Im Schweizerischen Nationalpark
Nationalparkwächter Not Armon Willy
Magische Momente für sich allein
Not Armon ist im Dunkeln losgezogen, um bei Tagesanbruch auf seinem Beobachtungsposten, dem Mot Tavrü, zu stehen. Er liebt diese magischen Momente, wenn die ersten Sonnenstrahlen die Berghänge erhellen. «Die meisten Wildtiere sind frühmorgens und spätabends am aktivsten, dann kann man sie am besten zählen», weiss der erfahrene Parkwächter.
Nichts als Wildnis – seit mehr als 100 Jahren
Der Mot Tavrü liegt auf der Grenze zum Nationalpark. Während linkerhand noch Kühe weiden, entfaltet sich rechterhand die unberührte Natur. Der Schweizerische Nationalpark wurde 1914 als erster Nationalpark der Alpen gegründet. Die Datenreihen der Wildzählungen reichen daher weit zurück, was einzigartig und besonders wertvoll für die Forschung ist.
Fernglas nicht vergessen
Parkwächter zählen nicht nur Tiere, sie unterhalten auch Wanderwege, helfen bei Forschungsprojekten mit und sind Ansprechpartner für Parkbesucher. Wenn Not Armon auf Wanderer trifft, zeigt er ihnen gerne, wo sich Hirsche verstecken. «Wer Wildtiere beobachten will, der muss ein gutes Fernglas und viel Zeit mitbringen. Denn die Hirsche laufen nicht einfach so vorbei, sondern müssen in den Hängen aufgespürt werden.»
Inspiration und Information in Zernez
In Zernez befindet sich das ganzjährig offene Nationalparkzentrum. Besucher erhalten hier alle Informationen rund um den Nationalpark und können sich in Ausstellungen für die nächste Wanderung inspirieren lassen oder eine geführte Exkursion buchen. Auch die Parkwächter fahren regelmässig nach Zernez, um ihre Datenblätter den Kollegen der Forschung zu bringen.
Sieben Nationalparkwächter
24 Jahre ist Not Armon Willy schon Parkwächter. Er ist einer von sieben und der einzige ohne handwerklichen Beruf. Als gelernter Postbeamte erledigt er dafür mehr administrative Arbeiten als seine Kollegen. Wie alle Nationalparkwächter hat er die Ausbildung zum Wildhüter und die Jagdprüfung erfolgreich absolviert.

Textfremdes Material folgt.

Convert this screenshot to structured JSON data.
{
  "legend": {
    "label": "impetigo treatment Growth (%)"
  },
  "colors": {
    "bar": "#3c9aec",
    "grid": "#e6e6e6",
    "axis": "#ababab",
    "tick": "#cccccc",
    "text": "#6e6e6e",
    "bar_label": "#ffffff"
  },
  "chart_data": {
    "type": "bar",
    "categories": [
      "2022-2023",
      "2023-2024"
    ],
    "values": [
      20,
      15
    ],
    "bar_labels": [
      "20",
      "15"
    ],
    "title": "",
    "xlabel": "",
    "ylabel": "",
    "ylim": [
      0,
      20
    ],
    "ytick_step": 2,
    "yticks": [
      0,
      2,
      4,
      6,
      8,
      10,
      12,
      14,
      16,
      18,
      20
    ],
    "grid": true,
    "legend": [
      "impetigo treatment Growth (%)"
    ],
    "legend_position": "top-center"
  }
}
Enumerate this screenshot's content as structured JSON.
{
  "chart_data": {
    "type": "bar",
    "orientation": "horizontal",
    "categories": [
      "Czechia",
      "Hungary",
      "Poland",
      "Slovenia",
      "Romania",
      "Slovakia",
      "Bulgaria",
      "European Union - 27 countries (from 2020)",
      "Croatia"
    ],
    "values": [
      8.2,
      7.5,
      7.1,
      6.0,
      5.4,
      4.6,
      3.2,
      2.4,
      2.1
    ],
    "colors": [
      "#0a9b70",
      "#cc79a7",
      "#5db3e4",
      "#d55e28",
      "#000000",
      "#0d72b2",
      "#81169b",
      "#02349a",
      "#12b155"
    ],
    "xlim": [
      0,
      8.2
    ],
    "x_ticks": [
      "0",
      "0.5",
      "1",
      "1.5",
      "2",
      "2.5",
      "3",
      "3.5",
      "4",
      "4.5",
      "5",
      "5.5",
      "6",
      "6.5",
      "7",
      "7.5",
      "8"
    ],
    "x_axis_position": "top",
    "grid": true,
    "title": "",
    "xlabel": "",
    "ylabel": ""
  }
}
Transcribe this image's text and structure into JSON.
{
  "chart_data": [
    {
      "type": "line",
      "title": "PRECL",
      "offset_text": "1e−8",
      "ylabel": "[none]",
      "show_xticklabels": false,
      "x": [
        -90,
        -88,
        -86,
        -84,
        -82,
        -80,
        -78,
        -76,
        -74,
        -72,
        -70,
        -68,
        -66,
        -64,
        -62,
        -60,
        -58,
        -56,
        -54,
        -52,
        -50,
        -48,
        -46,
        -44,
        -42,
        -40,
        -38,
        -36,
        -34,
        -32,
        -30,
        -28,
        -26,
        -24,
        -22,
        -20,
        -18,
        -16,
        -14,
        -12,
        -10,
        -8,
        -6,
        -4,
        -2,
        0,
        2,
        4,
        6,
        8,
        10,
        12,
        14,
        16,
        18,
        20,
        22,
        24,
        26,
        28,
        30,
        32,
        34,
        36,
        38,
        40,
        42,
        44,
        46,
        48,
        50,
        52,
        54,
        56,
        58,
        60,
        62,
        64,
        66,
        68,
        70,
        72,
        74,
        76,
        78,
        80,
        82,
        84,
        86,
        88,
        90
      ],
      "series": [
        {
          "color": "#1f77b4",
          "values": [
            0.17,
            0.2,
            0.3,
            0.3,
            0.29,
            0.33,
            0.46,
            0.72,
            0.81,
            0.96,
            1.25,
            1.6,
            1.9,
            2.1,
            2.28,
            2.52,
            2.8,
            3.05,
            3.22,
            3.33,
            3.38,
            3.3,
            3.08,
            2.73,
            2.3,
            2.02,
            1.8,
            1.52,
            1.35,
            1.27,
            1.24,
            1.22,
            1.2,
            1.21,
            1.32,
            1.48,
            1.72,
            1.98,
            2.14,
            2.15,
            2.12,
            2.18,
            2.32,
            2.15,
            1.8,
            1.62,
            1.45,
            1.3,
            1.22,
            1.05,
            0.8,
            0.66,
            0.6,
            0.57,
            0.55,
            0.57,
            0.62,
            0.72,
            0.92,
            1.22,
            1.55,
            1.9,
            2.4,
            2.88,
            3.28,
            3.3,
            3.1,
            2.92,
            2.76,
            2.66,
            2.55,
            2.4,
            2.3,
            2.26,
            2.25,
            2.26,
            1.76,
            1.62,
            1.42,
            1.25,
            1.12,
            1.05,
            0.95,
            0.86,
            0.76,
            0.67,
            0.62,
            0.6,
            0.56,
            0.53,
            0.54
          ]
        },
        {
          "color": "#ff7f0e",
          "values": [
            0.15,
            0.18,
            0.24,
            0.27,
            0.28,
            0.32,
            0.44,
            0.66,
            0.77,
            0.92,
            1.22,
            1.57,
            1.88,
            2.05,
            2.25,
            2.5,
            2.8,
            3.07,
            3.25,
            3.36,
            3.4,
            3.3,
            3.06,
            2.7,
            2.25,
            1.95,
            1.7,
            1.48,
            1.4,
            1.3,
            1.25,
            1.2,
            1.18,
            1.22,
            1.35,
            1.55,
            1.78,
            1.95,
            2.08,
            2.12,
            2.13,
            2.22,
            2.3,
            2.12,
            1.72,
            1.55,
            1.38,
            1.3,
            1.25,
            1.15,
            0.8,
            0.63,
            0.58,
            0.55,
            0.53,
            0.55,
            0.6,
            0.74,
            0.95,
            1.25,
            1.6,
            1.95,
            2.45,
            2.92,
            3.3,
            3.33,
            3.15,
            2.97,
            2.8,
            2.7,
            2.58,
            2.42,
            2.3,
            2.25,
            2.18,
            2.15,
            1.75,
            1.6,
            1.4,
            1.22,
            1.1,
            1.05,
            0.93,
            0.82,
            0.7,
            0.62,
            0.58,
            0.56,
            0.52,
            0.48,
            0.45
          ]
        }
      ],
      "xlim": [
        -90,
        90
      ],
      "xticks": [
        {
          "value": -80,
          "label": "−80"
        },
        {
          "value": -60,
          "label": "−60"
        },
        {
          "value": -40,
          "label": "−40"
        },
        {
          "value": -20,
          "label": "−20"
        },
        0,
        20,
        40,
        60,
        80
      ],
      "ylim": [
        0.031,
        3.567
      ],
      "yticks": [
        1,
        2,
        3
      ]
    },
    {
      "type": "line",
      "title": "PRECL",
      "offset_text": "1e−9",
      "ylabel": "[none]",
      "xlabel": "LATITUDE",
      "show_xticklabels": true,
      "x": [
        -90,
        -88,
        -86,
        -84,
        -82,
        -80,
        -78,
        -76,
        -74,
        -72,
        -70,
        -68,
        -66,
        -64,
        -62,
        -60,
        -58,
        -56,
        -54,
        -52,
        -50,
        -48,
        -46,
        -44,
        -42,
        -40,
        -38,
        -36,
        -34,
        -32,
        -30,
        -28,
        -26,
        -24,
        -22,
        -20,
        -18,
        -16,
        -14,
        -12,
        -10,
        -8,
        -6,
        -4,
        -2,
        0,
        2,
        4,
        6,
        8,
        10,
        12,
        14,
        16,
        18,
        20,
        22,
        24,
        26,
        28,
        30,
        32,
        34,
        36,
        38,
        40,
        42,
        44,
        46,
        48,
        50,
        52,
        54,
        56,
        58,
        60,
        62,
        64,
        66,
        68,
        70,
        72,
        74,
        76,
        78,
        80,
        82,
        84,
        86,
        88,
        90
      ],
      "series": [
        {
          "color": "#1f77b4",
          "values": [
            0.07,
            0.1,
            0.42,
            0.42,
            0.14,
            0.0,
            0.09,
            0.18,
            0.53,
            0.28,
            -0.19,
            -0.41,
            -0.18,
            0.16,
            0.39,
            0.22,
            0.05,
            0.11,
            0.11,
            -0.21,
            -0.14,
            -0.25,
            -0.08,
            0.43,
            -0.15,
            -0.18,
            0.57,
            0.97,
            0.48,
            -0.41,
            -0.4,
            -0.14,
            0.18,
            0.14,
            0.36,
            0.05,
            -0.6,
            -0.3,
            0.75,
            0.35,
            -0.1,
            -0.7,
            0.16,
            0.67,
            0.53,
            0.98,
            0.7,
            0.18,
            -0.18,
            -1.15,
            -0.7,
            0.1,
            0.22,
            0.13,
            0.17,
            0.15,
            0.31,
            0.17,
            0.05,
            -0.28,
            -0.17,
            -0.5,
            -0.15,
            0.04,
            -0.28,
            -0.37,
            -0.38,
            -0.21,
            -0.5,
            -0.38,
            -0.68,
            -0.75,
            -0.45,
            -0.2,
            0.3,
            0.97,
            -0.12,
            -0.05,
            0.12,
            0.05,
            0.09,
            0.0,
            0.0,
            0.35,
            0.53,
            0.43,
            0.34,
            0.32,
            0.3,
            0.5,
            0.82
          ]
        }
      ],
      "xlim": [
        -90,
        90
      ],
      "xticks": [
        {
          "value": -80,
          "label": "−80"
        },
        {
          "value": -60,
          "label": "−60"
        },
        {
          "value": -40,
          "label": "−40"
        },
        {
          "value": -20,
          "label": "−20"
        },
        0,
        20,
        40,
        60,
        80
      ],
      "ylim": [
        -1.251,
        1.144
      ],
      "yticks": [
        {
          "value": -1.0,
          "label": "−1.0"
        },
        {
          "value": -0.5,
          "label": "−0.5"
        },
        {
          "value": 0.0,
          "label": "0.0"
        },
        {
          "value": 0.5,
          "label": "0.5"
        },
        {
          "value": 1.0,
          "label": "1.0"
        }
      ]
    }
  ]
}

Das Privileg, den Wanderweg zu verlassen
An seinem Job gefällt ihm, die Ruhe in der wilden Natur und das Privileg, sich darin frei bewegen zu dürfen. Allen anderen ist es untersagt, die Wanderwege im streng geschützten Nationalpark zu verlassen. Auch Feuer machen, in Seen baden oder Hunde mitführen ist verboten. Nicht einmal ein Stein darf man mit nach Hause nehmen, und die Parkwächter sind befugt, Vergehen zu ahnden. Doch das müsse er nur selten tun, freut sich Not Armon. «Die Besucher respektieren und schätzen die Schutzbestimmungen.»
Zur richtigen Zeit am richtigen Ort
Im Sommer ist der Familienvater praktisch jeden Tag im Park unterwegs, meist alleine. Umso mehr geniesst er die Zeit mit der Familie. Not Armon wohnt mit seiner Frau und den zwei Söhnen in Guarda. Im Winter, wenn der Nationalpark ruht, ist er oft zu Hause, sortiert Fotos und erledigt Büroarbeiten. «Nationalparkwächter ist mein absoluter Traumberuf. Ich hatte Glück; als ich mich beworben habe, war ich zur richtigen Zeit am richtigen Ort.»
Text Franco Furger / Bilder Filip Zuan / Video ON AIR Production
Zahlen und Fakten zum Nationalpark
- Ziele: schützen, forschen, informieren
- Gründung: 1. August 1914
- Fläche: 170,3 km2
- Höhenlage: 1400 - 3174 m (Piz Pisoc)
- Gemeinden: Zernez, Scuol, S-chanf, Val Müstair
- Wanderwege: 21 Routen, insgesamt 100 km, 18 Rastplätze
- Übernachten: Chamanna Cluoza, Hotel Parc Naziunal Il Fuorn
- Struktur: 28 % Wald, 21 % alpine Matten, 51 % Fels, Geröll
- Gestein: zu 80 % Dolomit und Kalk
- Säugetiere: 36 Arten
- Vögel: 100 Arten, wovon 60 als Brutvögel
- Wirbellose: 5000 Arten
- Höhere Pflanzen: 650 Arten
Im Winter ist der Schweizerische Nationalpark für Besucher geschlossen.